If you want to retrain the model on YFCC100M, run the tranining script.
cd code
python main.py
You can also retrain the model on SUN3D by modifying related settings in code/config.py.
Demo
We provide a fast running demo. You can also use any two images to generate the initial correspondences and pruning results. Please note the distinction between our conference and journal models.
cd demo
python demo.py
We also give an example for the pruning results of NCMNet+.
Jittor
The code using Jittor Framework is available.

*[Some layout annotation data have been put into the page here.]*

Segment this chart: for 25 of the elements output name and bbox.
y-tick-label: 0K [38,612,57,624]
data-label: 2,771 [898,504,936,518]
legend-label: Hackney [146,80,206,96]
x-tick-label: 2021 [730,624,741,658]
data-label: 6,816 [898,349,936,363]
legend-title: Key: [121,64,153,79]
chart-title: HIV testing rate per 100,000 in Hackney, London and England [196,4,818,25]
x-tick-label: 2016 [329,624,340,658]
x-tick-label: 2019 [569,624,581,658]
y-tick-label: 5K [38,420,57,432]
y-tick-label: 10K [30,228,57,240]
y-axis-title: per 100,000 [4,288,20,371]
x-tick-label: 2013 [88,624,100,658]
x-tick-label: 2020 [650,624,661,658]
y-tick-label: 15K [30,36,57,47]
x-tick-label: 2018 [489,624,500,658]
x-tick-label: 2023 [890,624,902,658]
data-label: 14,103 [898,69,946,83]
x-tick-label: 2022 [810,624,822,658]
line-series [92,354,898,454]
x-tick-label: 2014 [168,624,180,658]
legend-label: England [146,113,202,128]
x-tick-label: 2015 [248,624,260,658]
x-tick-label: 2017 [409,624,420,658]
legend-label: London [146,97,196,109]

You can install the relevant environment according to the provided environment.yml or the [Jittor]. Other training and testing settings are consistent with the Pytorch version.
cd code_jittor
python main.py
Citing NCMNet
If you find the NCMNet code useful, please consider citing:
@article{liu2024ncmnet,
title={NCMNet: Neighbor Consistency Mining Network for Two-View Correspondence Pruning},
author={Liu, Xin and Qin, Rong and Yan, Junchi and Yang, Jufeng},
journal={IEEE Transactions on Pattern Analysis and Machine Intelligence},
volume={46},
number={12},
pages={11254--11272},
year={2024},
publisher={IEEE}
}
@inproceedings{liu2023ncmnet,
author = {Liu, Xin and Yang, Jufeng},
title = {Progressive Neighbor Consistency Mining for Correspondence Pruning},
booktitle = {Proceedings of the IEEE/CVF Conference on Computer Vision and Pattern Recognition (CVPR)},
month = {June},
year = {2023},
pages = {9527-9537}
}
Acknowledgement
We sincerely thank the [OANet] and [CLNet] for their contribution of methodological development.